Она встала. Голова тут же закружилась. Перед Марьей замелькала каменная скала, в ушах зазвенел голос. «Это снова ты?» – да нет, кучу раз нет, ее душа не походила на ожившую черноту. Не могли же мысли о Лихославе изменить Марью настолько!
У ног что-то хлюпнуло. Она опустила голову и вскрикнула: деревянный пол превратился в жижу из крови и костей.
3
«…Одержимый духами, Люблич умолял собратьев убить его. Уставшие, с заплаканными лицами, они были готовы пронзить посиневшее тело чародея заклятьями, но тут выскочил Лихослав. Из его глаз текла смола, на коже темнели трещины – черная сила, не иначе. Лихослав воспротивился и приказал чародеям не трогать Люблича. А наш несчастный брат продолжал разрушать Гданец…»
«Сама Мать – сыра земля стонала, когда Лихослав ворожил. Не хотела она принимать злые чары. Недаром говорили, что Лихославу не место среди Совета и других чародеев. Находились и те, кто советовал ему лишиться чар и заклясть самого себя, потому как добра от Лихослава не будет. Но чародей не слушал».
Шелестели куски бересты. Одни были целыми, другие – лишь обрывками, словно кто-то пытался их уничтожить. В них Дивосил особенно внимательно вчитывался, но не находил ничего любопытного, все твердили об одном: Лихослав натворил целую гору бед, и Совет пленил его. Это знали все, кто хоть раз слышал про могучего чародея.
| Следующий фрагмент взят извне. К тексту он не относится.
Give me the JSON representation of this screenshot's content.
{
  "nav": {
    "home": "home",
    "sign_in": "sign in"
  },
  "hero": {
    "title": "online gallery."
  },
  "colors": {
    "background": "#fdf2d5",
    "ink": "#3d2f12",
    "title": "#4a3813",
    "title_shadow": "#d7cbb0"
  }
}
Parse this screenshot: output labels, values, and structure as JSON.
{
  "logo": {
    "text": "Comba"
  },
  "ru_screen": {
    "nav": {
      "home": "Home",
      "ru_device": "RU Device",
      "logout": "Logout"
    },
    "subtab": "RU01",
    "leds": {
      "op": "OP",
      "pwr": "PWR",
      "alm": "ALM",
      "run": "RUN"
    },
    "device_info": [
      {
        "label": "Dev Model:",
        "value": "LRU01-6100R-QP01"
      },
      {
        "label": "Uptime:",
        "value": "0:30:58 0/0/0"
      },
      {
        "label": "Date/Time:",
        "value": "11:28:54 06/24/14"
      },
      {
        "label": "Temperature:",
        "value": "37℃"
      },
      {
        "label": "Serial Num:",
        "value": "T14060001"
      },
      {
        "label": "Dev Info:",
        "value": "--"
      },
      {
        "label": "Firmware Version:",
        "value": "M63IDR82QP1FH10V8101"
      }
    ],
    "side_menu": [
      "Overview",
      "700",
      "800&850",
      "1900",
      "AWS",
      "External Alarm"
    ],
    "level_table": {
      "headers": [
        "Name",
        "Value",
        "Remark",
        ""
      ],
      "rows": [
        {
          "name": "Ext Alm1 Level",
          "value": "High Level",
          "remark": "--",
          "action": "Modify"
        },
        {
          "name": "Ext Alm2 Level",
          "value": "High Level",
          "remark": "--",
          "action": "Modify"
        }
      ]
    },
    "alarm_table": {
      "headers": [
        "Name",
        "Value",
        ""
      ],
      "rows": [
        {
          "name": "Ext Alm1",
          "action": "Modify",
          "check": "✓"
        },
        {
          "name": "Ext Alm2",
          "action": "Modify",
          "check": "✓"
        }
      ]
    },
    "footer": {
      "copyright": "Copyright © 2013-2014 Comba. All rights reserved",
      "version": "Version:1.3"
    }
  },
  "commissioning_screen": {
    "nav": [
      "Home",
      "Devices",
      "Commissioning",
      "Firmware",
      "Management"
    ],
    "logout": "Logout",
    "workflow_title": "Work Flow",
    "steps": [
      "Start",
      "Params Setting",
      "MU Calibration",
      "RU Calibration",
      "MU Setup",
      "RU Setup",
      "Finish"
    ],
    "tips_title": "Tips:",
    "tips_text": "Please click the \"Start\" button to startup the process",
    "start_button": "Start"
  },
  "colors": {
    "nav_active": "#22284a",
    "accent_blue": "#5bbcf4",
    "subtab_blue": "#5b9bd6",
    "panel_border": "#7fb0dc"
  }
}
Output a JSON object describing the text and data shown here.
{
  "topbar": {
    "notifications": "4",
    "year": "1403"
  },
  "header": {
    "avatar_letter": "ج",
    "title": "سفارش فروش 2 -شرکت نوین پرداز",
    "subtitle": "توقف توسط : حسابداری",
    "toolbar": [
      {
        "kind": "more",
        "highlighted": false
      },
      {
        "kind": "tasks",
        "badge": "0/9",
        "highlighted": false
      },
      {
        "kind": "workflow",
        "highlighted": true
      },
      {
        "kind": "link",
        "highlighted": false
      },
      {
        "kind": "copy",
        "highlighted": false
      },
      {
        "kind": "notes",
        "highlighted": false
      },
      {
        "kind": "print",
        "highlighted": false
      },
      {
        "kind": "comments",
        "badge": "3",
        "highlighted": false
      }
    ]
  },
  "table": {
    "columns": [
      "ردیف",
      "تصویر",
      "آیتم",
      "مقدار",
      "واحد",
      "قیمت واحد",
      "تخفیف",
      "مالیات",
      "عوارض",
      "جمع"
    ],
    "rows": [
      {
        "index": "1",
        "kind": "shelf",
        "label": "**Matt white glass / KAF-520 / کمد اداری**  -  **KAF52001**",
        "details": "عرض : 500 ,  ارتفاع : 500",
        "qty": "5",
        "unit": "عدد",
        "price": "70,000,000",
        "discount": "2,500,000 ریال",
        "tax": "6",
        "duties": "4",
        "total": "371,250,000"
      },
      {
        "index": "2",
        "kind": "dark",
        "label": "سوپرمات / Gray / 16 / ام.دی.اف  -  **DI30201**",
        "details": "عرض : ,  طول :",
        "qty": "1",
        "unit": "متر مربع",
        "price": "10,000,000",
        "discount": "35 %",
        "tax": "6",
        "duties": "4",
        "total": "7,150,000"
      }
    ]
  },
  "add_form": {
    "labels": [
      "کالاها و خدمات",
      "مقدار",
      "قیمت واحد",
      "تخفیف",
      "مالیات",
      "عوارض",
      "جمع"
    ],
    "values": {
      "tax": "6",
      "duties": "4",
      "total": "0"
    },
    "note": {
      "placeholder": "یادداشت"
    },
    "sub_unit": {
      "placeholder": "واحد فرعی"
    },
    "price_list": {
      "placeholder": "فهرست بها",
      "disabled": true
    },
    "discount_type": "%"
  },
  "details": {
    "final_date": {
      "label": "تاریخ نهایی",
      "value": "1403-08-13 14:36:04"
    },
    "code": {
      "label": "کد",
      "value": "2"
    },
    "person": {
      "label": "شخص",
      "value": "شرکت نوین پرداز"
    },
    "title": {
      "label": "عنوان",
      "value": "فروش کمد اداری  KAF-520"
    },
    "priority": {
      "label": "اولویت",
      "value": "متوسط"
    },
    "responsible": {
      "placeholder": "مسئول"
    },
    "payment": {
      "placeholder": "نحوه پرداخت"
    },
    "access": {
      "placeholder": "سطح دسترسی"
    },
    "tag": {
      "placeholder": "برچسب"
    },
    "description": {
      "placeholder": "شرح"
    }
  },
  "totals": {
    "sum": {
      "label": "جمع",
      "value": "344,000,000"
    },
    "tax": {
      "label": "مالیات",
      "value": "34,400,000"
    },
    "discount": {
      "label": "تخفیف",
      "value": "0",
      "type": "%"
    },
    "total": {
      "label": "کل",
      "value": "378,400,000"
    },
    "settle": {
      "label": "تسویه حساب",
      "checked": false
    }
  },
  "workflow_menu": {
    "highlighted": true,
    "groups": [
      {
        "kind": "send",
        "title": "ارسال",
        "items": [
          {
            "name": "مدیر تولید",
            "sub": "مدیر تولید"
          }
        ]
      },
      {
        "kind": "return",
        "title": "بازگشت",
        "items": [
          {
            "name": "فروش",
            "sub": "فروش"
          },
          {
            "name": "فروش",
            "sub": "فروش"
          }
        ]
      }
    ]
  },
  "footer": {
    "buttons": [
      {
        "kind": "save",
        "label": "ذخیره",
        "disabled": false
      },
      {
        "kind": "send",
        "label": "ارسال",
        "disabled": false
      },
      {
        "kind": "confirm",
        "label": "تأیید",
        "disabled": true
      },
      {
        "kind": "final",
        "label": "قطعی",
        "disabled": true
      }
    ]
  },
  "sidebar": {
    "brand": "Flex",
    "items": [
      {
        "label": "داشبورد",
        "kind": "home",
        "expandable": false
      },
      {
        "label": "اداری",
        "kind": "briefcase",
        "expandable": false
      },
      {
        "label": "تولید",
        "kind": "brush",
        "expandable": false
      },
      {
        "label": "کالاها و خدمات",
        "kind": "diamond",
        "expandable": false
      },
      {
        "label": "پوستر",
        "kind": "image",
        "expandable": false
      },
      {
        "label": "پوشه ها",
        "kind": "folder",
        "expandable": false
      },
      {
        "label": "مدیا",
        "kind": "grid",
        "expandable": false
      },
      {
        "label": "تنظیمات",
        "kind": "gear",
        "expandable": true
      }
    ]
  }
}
Дивосил протер глаза и задумался. Где Совет мог бы хранить записи, обелявшие врага? Где воеводы прятали письма? Не в княжеском же тереме, где на каждом шагу чужаки. Могли закопать в землю, защитить заклятьями и положить на видное место, а еще разделить между собой и запрятать в сундуки. Что же теперь, копаться в вещах Мстислава, потомка Люблича, или Руболюба, его побратима? Или залезть к Ярине Ясной, а?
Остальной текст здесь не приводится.